I have a number of speculative and science fiction stories that I could bundle with my 20K word novella, Second Life (which is available for free when signing up for my monthly newsletter, by the way). I decided earlier at the beginning of 2014 that the stories I featured monthly on my website would also go towards a collection at the end of the year.
For many years I’ve heard that short story collections traditionally don’t sell as well as novels. That’s okay with me as my goal is to build up a library of my own books. Since I’m writing these stories for my website visitors anyway, it makes sense to include them as a collection. Thanks to print-on-demand companies like Createspace and digital publishing, it costs very little to have a book available to the public, if you can do all the work yourself.
Since most of the stories intended for this collection are science fiction or speculative in nature, I wanted a ‘science-y’ title, something that was a phrase in scientific terms: think ‘Event Horizon’ or ‘Absolute Zero’ or ‘Dark Matter’. I didn’t want anything overly used, however. ‘Blue Shift’ is a term that describes any decrease in the wavelength of light, it’s also known as the ‘Doppler Effect’. (Apparently ‘Red Shift’ also means the same thing, so no surprises for what I’ll be calling my next collection). I made this choice because I had a personal preference for it and I thought it was a phrase that would attract interest. It was also meaningful to the main story inside, Second Life, where light plays a big part.
Now that I had my title, I needed a cover to match. With a name like ‘Blue Shift’, I thought it best to be predictable and look for pictures that were prominently blue in colour. I’d already purchased a deal of 100 pictures from 123rf.com a few months ago and pre-selected pictures that I either found inspiring or would feature in future projects. When searching through pictures that I already had rights to use, I found this image. (I’ve included the brand markings here for ethical reasons).
I initially chose it because I liked the colours, I liked the premise and it amused me. I only got it because I thought one day I might write a story about alien contact and this picture would be my inspiration. When it came to ‘Blue Shift’, I found the bottom half of the picture with the fellow standing there was interesting enough without the spaceship being there.
After cropping it, I found my instincts were correct but it looked a little flat. I headed over to picmonkey.com and dropped in my picture, then played around with various special effects. I added clouds for texture and was pleased to find it also gave a fog effect. I boosted the greens, darkened the overall picture and added another light source coming from the trees. Voila, I had a new picture that was different enough from the original that if somebody else used that stock photo for a book cover, it wouldn’t be devastating.

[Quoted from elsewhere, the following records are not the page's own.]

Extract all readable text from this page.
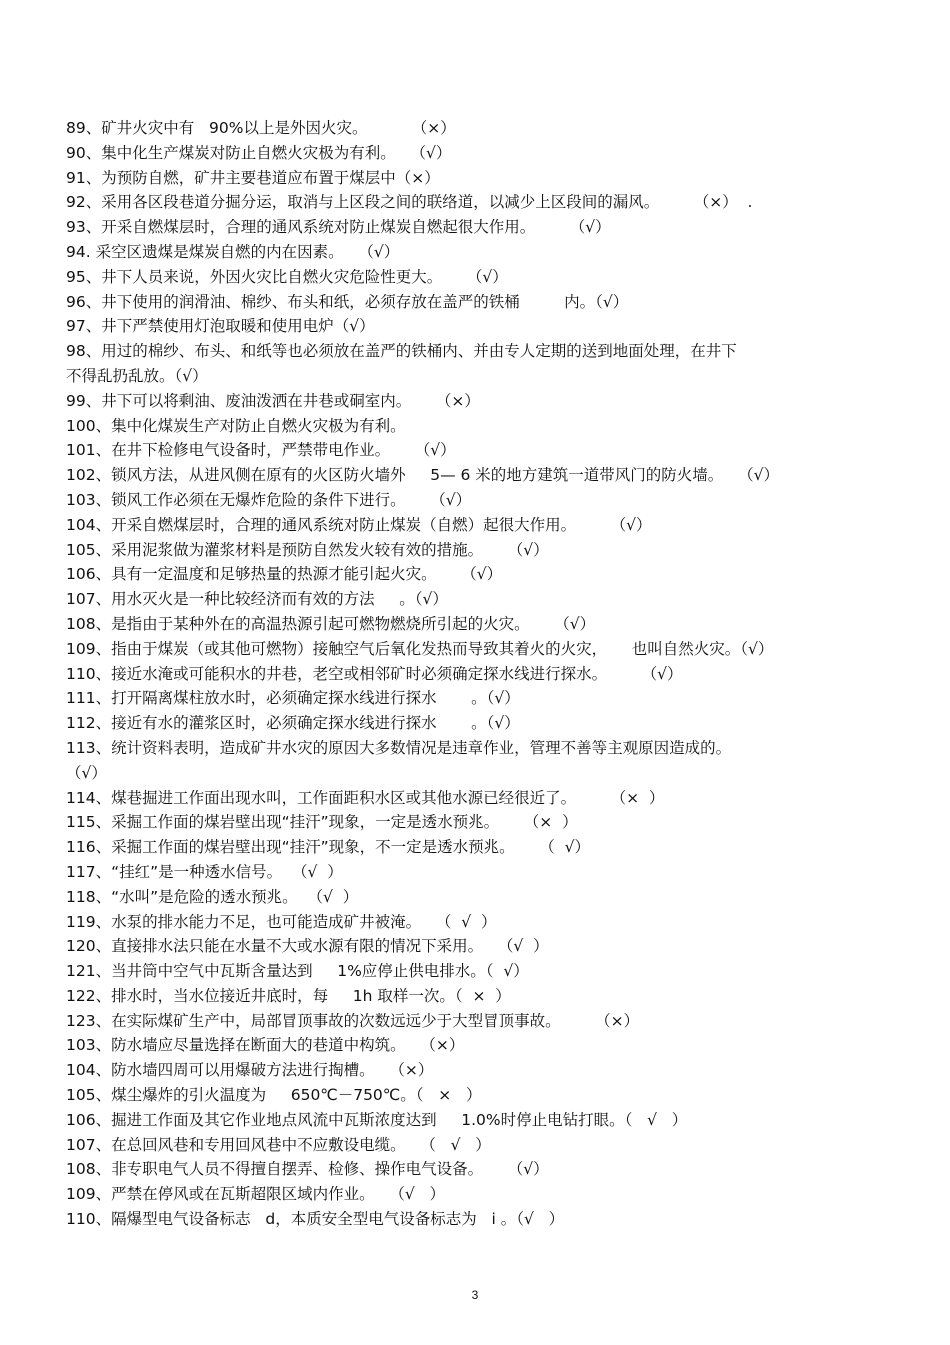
89、矿井火灾中有   90%以上是外因火灾。         （×）
90、集中化生产煤炭对防止自燃火灾极为有利。   （√）
91、为预防自燃，矿井主要巷道应布置于煤层中（×）
92、采用各区段巷道分掘分运，取消与上区段之间的联络道，以减少上区段间的漏风。       （×）  .
93、开采自燃煤层时，合理的通风系统对防止煤炭自燃起很大作用。       （√）
94. 采空区遗煤是煤炭自燃的内在因素。   （√）
95、井下人员来说，外因火灾比自燃火灾危险性更大。     （√）
96、井下使用的润滑油、棉纱、布头和纸，必须存放在盖严的铁桶         内。（√）
97、井下严禁使用灯泡取暖和使用电炉（√）
98、用过的棉纱、布头、和纸等也必须放在盖严的铁桶内、并由专人定期的送到地面处理，在井下
不得乱扔乱放。（√）
99、井下可以将剩油、废油泼洒在井巷或硐室内。     （×）
100、集中化煤炭生产对防止自燃火灾极为有利。
101、在井下检修电气设备时，严禁带电作业。     （√）
102、锁风方法，从进风侧在原有的火区防火墙外     5— 6 米的地方建筑一道带风门的防火墙。   （√）
103、锁风工作必须在无爆炸危险的条件下进行。     （√）
104、开采自燃煤层时，合理的通风系统对防止煤炭（自燃）起很大作用。       （√）
105、采用泥浆做为灌浆材料是预防自然发火较有效的措施。     （√）
106、具有一定温度和足够热量的热源才能引起火灾。     （√）
107、用水灭火是一种比较经济而有效的方法     。（√）
108、是指由于某种外在的高温热源引起可燃物燃烧所引起的火灾。     （√）
109、指由于煤炭（或其他可燃物）接触空气后氧化发热而导致其着火的火灾，     也叫自然火灾。（√）
110、接近水淹或可能积水的井巷，老空或相邻矿时必须确定探水线进行探水。       （√）
111、打开隔离煤柱放水时，必须确定探水线进行探水       。（√）
112、接近有水的灌浆区时，必须确定探水线进行探水       。（√）
113、统计资料表明，造成矿井水灾的原因大多数情况是违章作业，管理不善等主观原因造成的。
（√）
114、煤巷掘进工作面出现水叫，工作面距积水区或其他水源已经很近了。       （×  ）
115、采掘工作面的煤岩壁出现“挂汗”现象，一定是透水预兆。     （×  ）
116、采掘工作面的煤岩壁出现“挂汗”现象，不一定是透水预兆。     （  √）
117、“挂红”是一种透水信号。  （√  ）
118、“水叫”是危险的透水预兆。  （√  ）
119、水泵的排水能力不足，也可能造成矿井被淹。   （  √  ）
120、直接排水法只能在水量不大或水源有限的情况下采用。   （√  ）
121、当井筒中空气中瓦斯含量达到     1%应停止供电排水。（  √）
122、排水时，当水位接近井底时，每     1h 取样一次。（  ×  ）
123、在实际煤矿生产中，局部冒顶事故的次数远远少于大型冒顶事故。       （×）
103、防水墙应尽量选择在断面大的巷道中构筑。   （×）
104、防水墙四周可以用爆破方法进行掏槽。   （×）
105、煤尘爆炸的引火温度为     650℃－750℃。（   ×   ）
106、掘进工作面及其它作业地点风流中瓦斯浓度达到     1.0%时停止电钻打眼。（   √   ）
107、在总回风巷和专用回风巷中不应敷设电缆。   （   √   ）
108、非专职电气人员不得擅自摆弄、检修、操作电气设备。     （√）
109、严禁在停风或在瓦斯超限区域内作业。   （√   ）
110、隔爆型电气设备标志   d，本质安全型电气设备标志为   i 。（√   ）
3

Because I purchased 100 pictures in bulk at 123rf.com for $159 (which allowed me access to high definition), this picture cost me $1.59. For that price to be applicable, I am gambling that I’ll be able to use all 100 of my chosen pictures. Some were chosen for specific projects while others were chosen on instinct, like this one. I’m not worried, because even if I only end up using half of them, the cost of the image would double to $3.18 which is still a good price.
The choice of font and placement of the title was relatively easy. I have a few favourite fonts that I tend to go to. “Blue Shift” sits neatly in the downcast light and I was lucky the words fit together atop each other neatly. I deliberated on the flash at the bottom of the cover though–I struggled with how to phrase it. Should I call it “A Collection of Speculative and Science Fiction” or “A Speculative & Science Fiction Collection”? I still waver between the two. I used the same turquoise on the flash that appears in the image for symmetry, and broke the rules by mixing fonts. It was a calculated decision: the “Blue Shift” font is too narrow at that size and I don’t want a script font at the bottom. If the icon is any smaller than 200 x 300, it is difficult (read: near impossible) to read the flash line, but it isn’t necessary.
The presentation of my name is debatable too. I used it to underline the title rather than to draw attention. I used an overlay specifically for it to blend in and not stand out. (For those who don’t know, an overlay can create a ‘transparent’ effect depending on the filter used. I used white, which gave me a light blue effect because of the background). My name is ‘hidden’, I do know that, and I don’t know if that’s a good idea or not. I do know at this point in time, my name’s not as important as the title so I’m going to run with it. I looked at a black version but I feel it makes the cover look messy and that it takes away from the image. There’s a technique used–I don’t know what it’s called–that advertisers use, kind of like a reversal. When you have to listen to TV ads that shout at you and then one comes on with the volume way down or is really quiet… it stands out because it’s different, because it’s harder to hear so people look twice. In magazines, they do that trick too, with images and colour. I have no idea if it works or not or even how to measure it. How the fonts look are certainly personal preference.
Image rights to print 100,000 copies: $1.59
Annual Subscription to picmonkey.com: $3.67*
*(Subscription of $33 split between 9 income producing books, Femme, Blue Shift & seven Wanderer of Worlds covers)
TOTAL COST: $5.26
PLUS a dedicated couple of hours fiddling with the finished format.